Il primo passo sarebbe quello di un più ampio riconoscimento dei diritti delle persone sui propri dati personali, e la garanzia di un certo controllo su quelli che consegniamo alle aziende hi-tech. Il GDPR (regolamento generale sulla protezione dei dati, in inglese General Data Protection Regulation) dell'Unione europea sarebbe un buon modello, ma al governo degli Stati Uniti, è cosa nota, non piace imporre tali restrizioni alle aziende, figuriamoci poi alle proprie agenzie di intelligence!
I social media e i giganti della tecnologia sono esaminati e controllati dal Congresso come mai prima d'ora, e questo potrebbe decretare la fine dell'età dell’oro dei titani dell'industria tecnologica.

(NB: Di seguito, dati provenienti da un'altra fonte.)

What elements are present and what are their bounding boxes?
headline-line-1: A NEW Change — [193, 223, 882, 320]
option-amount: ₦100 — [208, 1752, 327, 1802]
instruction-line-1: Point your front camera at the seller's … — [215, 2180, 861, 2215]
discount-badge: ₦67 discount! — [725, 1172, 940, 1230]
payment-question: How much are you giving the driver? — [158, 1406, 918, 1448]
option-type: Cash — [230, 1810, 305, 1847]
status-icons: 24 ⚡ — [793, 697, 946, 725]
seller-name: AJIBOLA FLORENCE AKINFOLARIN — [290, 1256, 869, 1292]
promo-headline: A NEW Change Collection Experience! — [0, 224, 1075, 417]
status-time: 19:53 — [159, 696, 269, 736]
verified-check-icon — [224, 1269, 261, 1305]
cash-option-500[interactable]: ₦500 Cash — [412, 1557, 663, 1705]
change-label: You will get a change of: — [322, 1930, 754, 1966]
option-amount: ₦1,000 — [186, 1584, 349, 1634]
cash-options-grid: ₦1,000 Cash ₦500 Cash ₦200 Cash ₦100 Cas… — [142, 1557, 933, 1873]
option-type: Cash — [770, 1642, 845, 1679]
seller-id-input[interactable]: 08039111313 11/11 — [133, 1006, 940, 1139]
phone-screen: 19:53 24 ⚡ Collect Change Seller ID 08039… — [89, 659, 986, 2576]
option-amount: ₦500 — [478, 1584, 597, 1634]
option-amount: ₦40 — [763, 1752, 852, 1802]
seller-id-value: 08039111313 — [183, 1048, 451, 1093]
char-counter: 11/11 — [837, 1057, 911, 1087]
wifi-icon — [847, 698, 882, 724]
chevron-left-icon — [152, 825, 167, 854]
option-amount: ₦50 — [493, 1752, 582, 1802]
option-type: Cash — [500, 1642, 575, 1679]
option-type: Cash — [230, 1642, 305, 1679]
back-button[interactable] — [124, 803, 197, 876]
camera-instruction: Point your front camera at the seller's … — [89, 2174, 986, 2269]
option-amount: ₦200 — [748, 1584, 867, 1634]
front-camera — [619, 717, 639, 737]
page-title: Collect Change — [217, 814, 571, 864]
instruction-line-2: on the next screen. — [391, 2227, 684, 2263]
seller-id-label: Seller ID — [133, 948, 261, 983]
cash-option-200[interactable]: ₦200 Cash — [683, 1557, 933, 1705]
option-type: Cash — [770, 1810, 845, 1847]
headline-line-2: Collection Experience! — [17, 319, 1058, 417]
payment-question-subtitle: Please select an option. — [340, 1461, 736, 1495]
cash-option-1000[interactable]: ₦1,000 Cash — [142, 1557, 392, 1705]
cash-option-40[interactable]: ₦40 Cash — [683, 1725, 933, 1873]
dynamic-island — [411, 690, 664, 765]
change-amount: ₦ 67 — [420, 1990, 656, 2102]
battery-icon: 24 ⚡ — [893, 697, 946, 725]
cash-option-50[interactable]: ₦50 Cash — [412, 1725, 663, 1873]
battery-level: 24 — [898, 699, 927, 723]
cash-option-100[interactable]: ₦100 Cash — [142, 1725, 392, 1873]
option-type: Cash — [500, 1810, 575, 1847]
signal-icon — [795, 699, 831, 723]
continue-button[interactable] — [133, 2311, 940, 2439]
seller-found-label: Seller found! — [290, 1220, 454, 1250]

In questo frangente, è importante inviare un messaggio chiaro ai nostri leader mentre stanno ascoltando: i cittadini chiedono protezione, diritto alla privacy e la proprietà dei propri dati.
In conclusione, tutti i Paesi sono in un certo qual modo coinvolti e interconnessi nei pericoli dell'AI. Non sarà, quindi, una storia di fantascienza tipo Skynet, ma una di consolidamento e abuso di potere, antica quanto l’uomo stesso.
Tra i governi che chiedono "sicurezza" e le società che ci abbagliano con la "convenienza", riuscite a vedere una via d'uscita?